Under the head of “Wild-Fowl” we shall have occasion, in a subsequent chapter, to allude to the opinion of Pythagoras on the transmigration of souls, and to the discussion on this subject in Twelfth Night, when the clown portentously observes to Malvolio,—
“Fear to kill a woodcock, lest thou dispossess the soul of thy grandam. Fare thee well.”—Twelfth Night, Act iv. Sc. 2.
The “woodcock’s head” in Shakespeare’s day, on account of its shape, was a fashionable term for a tobacco-pipe.[130] “Those who loved smoking sat on the stage-stools, with their three sorts of tobacco, and their lights by them, handing matches on the point of their swords, or sending out their pages for real Trinidado. They actually practised smoking under professors who taught them tricks; and the intelligence offices were not more frequented, no, nor the pretty seamstresses’ shops at the Exchange, than the new tobacco office.”[131]

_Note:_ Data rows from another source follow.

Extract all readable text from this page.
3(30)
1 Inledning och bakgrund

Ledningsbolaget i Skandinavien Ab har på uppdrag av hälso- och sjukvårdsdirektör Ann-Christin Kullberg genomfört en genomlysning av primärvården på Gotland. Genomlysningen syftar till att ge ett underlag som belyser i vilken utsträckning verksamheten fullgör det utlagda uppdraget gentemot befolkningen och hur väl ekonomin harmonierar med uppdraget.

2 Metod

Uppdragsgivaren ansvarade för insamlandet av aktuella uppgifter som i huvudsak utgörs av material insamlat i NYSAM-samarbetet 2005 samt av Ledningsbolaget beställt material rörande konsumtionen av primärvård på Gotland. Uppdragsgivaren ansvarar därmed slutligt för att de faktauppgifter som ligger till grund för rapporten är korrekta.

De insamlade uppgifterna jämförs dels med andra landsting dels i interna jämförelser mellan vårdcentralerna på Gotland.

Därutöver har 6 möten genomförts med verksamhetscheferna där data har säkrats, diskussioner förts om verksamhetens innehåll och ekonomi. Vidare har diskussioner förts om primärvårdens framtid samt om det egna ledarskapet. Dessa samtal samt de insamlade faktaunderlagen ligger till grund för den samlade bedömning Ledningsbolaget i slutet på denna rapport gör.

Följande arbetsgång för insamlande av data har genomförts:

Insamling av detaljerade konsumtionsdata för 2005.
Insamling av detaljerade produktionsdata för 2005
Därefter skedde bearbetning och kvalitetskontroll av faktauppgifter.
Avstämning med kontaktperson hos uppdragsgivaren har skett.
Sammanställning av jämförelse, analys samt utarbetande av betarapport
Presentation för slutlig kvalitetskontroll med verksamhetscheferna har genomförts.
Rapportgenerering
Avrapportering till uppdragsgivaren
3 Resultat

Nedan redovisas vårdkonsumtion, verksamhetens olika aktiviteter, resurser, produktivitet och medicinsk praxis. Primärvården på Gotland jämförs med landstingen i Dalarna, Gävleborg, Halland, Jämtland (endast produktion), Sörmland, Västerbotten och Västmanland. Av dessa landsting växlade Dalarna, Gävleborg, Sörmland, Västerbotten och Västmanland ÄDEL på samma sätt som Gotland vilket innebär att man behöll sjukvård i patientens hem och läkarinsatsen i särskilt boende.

It is somewhat remarkable that while Shakespeare’s contemporary, Ben Jonson, has founded whole scenes upon
the practice of smoking, he himself has made no mention of it. Some commentators have brought this forward as a proof of the comparative earliness of many of his dramas, but smoking was in general use long before Shakespeare left London, and he drew his manners almost entirely from his own age, making mention of masks, false hair, pomanders, and fardingales, all of which were introduced about the same time. But apropos of “the woodcock’s head,” we are wandering away from Shakespeare’s birds.
THE SNIPE.
The Snipe (Scolopax gallinago) has been less frequently noticed by him than the woodcock. Indeed we have been unable to find more than one passage in which it is mentioned.